Correctness: The model and empirical method is correct.

Clarity: Clear overall. The structure of the description can be improved though. (See weaknesses)

Relation to Prior Work: Discussion on some important related works are missing (see Weaknesses)

Reproducibility: Yes

Additional Feedback:

Review 4

Summary and Contributions: This submission tackles to mitigate the data scarcity in the few-shot learning problem. This work proposes a variational memory-based prototype network that uses probabilistic prototype representation rather than deterministic one in ProtoNet [59]. The proposed method can be viewed as a non-trivial extension of ProtoNet. This idea is reasonable because, in the scarce data regime, uncertainty would be non-negligible, and also rare class data can be effectively dealt with long term memory. The proposed algorithm derivation is clear and intuitive. Also, they demonstrate the effectiveness of the proposed method successfully. It would have been complete if the authors follow the standard benchmark protocol, e.g., 20-way experiments are missed. =========== updated after rebuttal =========== This reviewer has read all the other review comments and the rebuttal, and found that all the questions and concerns are well dealt with by the authors' rebuttal. I still believe that this work has its potential value sufficient to report in the community by showing that uncertainty modeling and latent parameterization by semantic memory effectively improve ProtoNet in the few-shot recognition. Thus, this reviewer votes for acceptance of this work, and increase the score. While this work is interesting, as pointed by other reviewers, the paper description, structure, and details should be improved because the missing details or ambiguous descriptions raise most of the concerns. Thus, the authors should reflect all the comments and put efforts to resolve the concerns in the camera-ready.
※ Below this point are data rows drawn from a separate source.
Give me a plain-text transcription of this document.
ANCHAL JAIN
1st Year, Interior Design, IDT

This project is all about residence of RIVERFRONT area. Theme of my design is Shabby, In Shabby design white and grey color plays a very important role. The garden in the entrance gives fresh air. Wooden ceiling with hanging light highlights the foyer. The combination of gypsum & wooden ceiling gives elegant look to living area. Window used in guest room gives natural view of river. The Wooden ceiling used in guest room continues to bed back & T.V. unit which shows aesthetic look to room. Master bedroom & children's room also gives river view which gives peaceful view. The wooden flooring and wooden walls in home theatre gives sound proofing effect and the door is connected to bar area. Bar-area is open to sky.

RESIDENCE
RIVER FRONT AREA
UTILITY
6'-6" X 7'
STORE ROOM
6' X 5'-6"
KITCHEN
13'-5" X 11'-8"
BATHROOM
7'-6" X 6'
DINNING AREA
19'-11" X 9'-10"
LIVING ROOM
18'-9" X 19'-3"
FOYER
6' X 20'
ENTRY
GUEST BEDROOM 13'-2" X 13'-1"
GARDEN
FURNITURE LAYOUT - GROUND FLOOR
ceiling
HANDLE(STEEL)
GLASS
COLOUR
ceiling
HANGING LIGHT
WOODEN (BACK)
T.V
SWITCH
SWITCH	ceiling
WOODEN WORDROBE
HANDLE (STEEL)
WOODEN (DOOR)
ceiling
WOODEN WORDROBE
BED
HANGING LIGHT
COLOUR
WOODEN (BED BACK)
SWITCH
Also, it would have been stronger if the analysis is more through to understand where the performance improvement specifically comes from.

Strengths: - Hierarchical and probabilistic design of ProtoNet - Noticeable performance improvement and favorable performance against the state-of-the-art methods. - The technical design is well-motivated

Weaknesses: - 20-shot experiments are completely missing, which have been evaluated from the prior arts. - Missing reference (see below)

Correctness: - The algorithm derivation is well developed.

Clarity: - The paper is written very well.

Relation to Prior Work: - Properly discussed the innovation compared to ProtoNet well. Missing reference: Although this submission is more general and extended work, the following work seems very closely related. [Variational Prototyping-Encoder: One-Shot Learning with Prototypical Images, CVPR2019]

Reproducibility: Yes

Additional Feedback: - As a small suggestion, since the proposed method is good in uncertain data regimes, it may demonstrate more strong advantages of the proposed method if a zero-shot experiment is added as done in ProtoNet. - The authors only show the limited memory size cases. Since the performance trend does not show the saturation yet, it would be informative to show more experiments up to a saturation point. Does it have any computational burden problem? - The proposed method requires two MC samplings. How much do those samplings affect the training time and stability of the training?